For those in harm’s way, it’s often easier to see the specter of danger in a familiar event with a name. Inland tropical depressions or mesoscale convection systems just don’t invoke the sense same sense of dread—or preparedness.

“It is not easy to convince the public to get ready for an extreme rainfall event unless a major hurricane is bearing down, because people are conditioned to understand the impacts a major hurricane brings,” Ken Graham, a meteorologist at the New Orleans Baton Rouge National Weather Service office told The Washington Post.

For many in the storm’s path, that meant the outlook went from rainy day to disaster very quickly.

“With a hurricane, they kind of warn you. But this, they didn’t warn you,” Jayda Guidry, told The Post after evacuating her home. “We just thought it was raining.”

Others also reported not understanding how serious the situation was.

“We got no calls, no texts, no nothing,” Linda Smith told NPR. “So that's why I didn't panic because I didn't hear a siren. I didn't hear anything.”

It’s not that there weren’t warnings, Graham said. In fact, there were days of warnings.

“We began communicating the threat for southeast Louisiana five days in advance of this event, using strong language and leveraging the resources of social media and our partners in local media and government to communicate threats to the public,” he told The Post.
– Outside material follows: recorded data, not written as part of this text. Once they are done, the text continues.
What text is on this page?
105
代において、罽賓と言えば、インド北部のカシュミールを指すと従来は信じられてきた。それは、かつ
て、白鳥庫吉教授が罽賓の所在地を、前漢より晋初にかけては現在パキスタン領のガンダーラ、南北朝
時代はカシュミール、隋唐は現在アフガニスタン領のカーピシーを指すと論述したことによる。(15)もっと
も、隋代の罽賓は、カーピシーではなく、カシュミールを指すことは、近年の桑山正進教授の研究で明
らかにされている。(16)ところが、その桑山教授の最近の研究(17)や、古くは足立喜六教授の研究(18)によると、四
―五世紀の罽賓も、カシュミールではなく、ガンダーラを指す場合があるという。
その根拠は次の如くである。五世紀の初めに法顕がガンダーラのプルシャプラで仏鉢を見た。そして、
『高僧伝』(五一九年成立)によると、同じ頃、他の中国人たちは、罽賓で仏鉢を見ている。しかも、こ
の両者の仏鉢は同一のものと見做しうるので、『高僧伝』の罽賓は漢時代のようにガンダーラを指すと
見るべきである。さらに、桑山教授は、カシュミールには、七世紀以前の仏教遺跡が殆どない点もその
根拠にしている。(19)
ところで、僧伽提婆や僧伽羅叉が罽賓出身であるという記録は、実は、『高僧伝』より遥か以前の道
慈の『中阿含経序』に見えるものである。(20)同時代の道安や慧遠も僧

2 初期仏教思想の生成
The problem with such alerts, however, is that forecasters can’t say precisely which communities will get heavy rain or how much (and heaven forbid they try and don't get it right). Lacking that specificity can lead people to shrug off the risks as not likely to be applicable to them.

Another downfall of unnamed, vague-destination weather events is that they aren’t likely to draw the type of media attention needed to communicate urgency to the public and rise high in social media trends.
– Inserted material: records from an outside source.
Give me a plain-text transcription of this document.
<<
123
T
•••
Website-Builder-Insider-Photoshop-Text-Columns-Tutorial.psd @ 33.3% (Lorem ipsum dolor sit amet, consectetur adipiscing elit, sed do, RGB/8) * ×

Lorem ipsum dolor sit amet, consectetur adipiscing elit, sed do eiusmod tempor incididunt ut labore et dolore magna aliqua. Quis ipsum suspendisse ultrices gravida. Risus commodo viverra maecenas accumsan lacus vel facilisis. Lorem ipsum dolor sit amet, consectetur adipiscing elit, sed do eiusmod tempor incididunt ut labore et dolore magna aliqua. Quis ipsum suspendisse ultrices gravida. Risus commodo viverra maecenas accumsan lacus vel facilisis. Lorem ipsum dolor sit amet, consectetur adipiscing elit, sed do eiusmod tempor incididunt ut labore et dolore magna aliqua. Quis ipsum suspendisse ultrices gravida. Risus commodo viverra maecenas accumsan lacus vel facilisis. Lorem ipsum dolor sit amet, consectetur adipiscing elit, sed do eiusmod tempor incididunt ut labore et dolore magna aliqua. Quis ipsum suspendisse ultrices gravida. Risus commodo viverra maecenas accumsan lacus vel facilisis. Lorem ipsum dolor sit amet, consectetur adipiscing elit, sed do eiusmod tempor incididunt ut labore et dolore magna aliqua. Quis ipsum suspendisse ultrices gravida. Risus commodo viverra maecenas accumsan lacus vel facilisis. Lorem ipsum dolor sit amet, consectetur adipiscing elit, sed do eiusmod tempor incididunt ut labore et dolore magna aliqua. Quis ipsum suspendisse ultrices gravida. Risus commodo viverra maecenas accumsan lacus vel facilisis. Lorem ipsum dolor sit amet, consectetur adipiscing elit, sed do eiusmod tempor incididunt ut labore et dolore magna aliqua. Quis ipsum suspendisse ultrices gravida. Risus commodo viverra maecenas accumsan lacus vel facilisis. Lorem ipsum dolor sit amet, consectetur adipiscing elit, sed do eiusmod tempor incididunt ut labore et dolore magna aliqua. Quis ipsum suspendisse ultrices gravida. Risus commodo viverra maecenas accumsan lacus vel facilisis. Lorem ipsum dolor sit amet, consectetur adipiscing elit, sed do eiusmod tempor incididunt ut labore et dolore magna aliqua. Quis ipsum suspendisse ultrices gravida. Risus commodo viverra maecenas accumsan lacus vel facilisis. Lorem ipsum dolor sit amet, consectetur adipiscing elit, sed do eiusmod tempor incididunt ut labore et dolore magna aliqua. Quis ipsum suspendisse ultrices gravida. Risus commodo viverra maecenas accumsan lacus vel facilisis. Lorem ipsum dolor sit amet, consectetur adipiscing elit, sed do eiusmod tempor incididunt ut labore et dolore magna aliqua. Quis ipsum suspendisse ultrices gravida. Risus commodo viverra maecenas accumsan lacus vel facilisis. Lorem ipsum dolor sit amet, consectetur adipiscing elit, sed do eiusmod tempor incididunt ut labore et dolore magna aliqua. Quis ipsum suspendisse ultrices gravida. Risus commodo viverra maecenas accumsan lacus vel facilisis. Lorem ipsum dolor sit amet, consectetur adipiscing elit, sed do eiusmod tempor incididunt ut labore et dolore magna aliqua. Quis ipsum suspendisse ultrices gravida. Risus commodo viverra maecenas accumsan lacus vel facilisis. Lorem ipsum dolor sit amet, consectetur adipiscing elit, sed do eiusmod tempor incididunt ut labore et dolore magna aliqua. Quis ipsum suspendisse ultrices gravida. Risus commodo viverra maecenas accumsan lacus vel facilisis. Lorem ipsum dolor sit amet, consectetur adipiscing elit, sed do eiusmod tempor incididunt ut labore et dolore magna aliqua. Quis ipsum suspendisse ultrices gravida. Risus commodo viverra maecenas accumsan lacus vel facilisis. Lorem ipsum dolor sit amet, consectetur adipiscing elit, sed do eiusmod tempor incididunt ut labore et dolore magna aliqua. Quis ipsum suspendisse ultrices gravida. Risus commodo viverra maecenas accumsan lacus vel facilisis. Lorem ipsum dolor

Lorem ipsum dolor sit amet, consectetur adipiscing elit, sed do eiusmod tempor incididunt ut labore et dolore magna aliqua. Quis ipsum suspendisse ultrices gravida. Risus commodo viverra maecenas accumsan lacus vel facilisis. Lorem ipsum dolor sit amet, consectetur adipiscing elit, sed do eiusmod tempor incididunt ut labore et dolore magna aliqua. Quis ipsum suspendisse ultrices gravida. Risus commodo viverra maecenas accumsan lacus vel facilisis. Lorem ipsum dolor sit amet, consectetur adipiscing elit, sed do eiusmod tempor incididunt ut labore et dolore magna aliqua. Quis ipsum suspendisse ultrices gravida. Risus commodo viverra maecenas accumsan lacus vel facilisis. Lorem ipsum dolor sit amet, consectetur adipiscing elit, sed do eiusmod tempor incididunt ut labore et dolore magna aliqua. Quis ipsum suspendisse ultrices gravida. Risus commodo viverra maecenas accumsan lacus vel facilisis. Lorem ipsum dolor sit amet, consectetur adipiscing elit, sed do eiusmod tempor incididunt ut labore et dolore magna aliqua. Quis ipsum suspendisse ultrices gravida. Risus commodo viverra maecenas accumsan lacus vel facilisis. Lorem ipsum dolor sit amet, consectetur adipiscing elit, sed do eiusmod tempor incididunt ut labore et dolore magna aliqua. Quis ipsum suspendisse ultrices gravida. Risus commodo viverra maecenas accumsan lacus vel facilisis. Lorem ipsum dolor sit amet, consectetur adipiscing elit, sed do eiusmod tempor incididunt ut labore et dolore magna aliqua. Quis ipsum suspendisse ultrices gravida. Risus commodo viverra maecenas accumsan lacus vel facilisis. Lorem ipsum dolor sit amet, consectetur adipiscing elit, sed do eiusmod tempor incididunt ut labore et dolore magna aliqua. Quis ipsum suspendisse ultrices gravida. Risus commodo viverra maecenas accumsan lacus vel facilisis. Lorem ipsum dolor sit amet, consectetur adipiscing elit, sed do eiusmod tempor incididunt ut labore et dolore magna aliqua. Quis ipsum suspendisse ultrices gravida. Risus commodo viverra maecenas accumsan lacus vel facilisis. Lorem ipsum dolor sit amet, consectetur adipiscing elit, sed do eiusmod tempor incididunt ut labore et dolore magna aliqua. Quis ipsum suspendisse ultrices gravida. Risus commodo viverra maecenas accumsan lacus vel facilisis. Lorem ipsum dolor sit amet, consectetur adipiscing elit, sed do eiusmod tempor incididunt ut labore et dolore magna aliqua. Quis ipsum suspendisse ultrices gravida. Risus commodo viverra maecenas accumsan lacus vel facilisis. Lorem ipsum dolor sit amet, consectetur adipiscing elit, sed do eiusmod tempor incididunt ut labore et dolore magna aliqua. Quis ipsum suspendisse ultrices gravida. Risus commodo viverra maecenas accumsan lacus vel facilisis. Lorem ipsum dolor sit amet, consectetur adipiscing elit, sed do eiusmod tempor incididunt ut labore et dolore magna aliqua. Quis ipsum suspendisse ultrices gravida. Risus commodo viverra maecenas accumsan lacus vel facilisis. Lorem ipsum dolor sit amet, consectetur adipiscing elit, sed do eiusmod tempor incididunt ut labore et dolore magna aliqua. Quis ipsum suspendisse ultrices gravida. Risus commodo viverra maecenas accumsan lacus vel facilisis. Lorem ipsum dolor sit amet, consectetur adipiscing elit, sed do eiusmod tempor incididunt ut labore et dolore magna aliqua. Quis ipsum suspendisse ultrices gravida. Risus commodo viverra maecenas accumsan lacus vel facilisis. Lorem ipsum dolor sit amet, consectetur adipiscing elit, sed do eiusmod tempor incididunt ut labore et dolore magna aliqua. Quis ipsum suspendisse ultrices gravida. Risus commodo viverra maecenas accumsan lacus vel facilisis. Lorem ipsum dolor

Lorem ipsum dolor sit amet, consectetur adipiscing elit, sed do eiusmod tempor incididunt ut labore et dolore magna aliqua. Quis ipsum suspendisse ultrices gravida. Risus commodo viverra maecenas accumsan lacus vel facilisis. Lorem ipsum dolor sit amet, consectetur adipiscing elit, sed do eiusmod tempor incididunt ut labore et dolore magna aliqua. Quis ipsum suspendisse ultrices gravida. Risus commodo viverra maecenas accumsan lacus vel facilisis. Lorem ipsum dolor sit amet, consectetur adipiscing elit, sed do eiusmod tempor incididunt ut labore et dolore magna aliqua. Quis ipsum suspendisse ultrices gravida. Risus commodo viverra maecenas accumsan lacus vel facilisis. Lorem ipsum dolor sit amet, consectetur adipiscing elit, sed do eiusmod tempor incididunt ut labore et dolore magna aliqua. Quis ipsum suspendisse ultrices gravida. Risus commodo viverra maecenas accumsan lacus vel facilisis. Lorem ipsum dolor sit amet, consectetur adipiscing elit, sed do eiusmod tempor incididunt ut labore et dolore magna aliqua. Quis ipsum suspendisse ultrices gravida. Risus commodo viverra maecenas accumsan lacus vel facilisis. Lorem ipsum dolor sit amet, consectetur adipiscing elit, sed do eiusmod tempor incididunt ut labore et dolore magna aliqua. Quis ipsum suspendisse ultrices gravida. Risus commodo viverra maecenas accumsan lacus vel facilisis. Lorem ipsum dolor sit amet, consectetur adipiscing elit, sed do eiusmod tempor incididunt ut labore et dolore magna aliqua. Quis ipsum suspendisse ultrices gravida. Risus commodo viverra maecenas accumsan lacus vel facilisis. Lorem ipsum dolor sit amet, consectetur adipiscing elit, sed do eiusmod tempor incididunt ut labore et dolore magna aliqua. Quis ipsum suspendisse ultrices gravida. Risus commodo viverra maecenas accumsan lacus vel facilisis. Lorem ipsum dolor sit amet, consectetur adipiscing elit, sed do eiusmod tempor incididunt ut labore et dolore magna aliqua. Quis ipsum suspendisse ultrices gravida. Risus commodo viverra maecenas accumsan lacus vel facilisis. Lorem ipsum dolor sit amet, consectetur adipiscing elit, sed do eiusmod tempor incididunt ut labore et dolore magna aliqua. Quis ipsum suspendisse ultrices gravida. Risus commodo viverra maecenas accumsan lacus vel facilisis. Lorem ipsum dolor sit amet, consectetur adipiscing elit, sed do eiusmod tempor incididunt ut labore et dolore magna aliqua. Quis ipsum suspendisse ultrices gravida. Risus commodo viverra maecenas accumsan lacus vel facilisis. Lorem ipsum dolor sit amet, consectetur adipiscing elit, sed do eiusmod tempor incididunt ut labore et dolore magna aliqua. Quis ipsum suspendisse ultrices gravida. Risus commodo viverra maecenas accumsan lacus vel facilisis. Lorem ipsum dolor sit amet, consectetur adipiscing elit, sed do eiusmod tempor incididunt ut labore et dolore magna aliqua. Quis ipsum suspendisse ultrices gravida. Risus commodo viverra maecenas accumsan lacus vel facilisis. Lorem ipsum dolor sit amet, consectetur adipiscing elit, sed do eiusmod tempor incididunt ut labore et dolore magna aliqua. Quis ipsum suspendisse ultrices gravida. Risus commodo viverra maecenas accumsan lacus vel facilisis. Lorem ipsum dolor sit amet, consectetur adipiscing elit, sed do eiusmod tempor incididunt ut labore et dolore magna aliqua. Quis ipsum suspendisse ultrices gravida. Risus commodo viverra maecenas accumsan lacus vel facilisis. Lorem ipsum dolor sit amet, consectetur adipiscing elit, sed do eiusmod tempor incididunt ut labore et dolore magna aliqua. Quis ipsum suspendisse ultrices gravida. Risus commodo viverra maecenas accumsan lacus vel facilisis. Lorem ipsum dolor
Because national news agencies tend to track warnings from places like the National Hurricane Center, there’s the potential that local, but deadly, events can go unnoticed.
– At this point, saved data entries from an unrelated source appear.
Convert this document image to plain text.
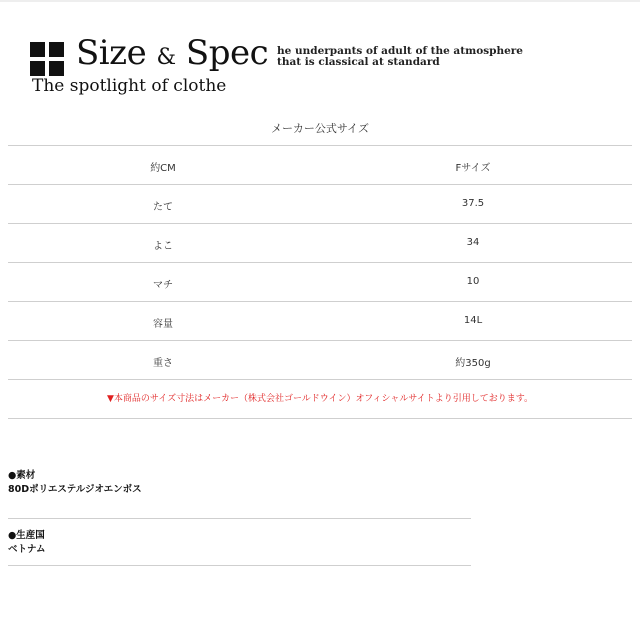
Size & Spec
The spotlight of clothe
he underpants of adult of the atmosphere
that is classical at standard
メーカー公式サイズ
約CM	Fサイズ
たて	37.5
よこ	34
マチ	10
容量	14L
重さ	約350g
▼本商品のサイズ寸法はメーカー（株式会社ゴールドウイン）オフィシャルサイトより引用しております。
●素材
80Dポリエステルジオエンボス
●生産国
ベトナム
“It's not our authority to write advisories on things that are not hazardous cyclones,” James Franklin of the National Hurricane Center told NPR. “There are often a lot of mixed signals out there, because the media is really focused on what [the National Hurricane Center] is saying about a storm, instead of the local office.”

Unfortunately, in the case of the recent floods, many media outlets were slow to pick up the story even after it was clear that it was a catastrophic event. Reasons for this ranged from the fact the storm ramped up during a time when less seasoned journalists were on staff to heavy news coverage of the Olympics and the election.

Criticized by readers and local news groups about the dearth of info available, outlets such as the New York Times and the Dallas Morning News agreed that they should have done better.

Despite all the blame-laying and mea culpas, however, there is one group that probably should take on a bit more responsibility—not for the lack of information, but for not accessing it. As Graham reminds us, it’s ultimately up to each individual to make sure they know their risks and are ready to meet them head on.

“Preparedness needs to be an active, ongoing effort in every household to improve our nation’s resilience to extreme events,” he told The Post. “We can’t stop extreme floods from happening, but we can improve our societal preparedness and response to improve our nation’s overall resiliency."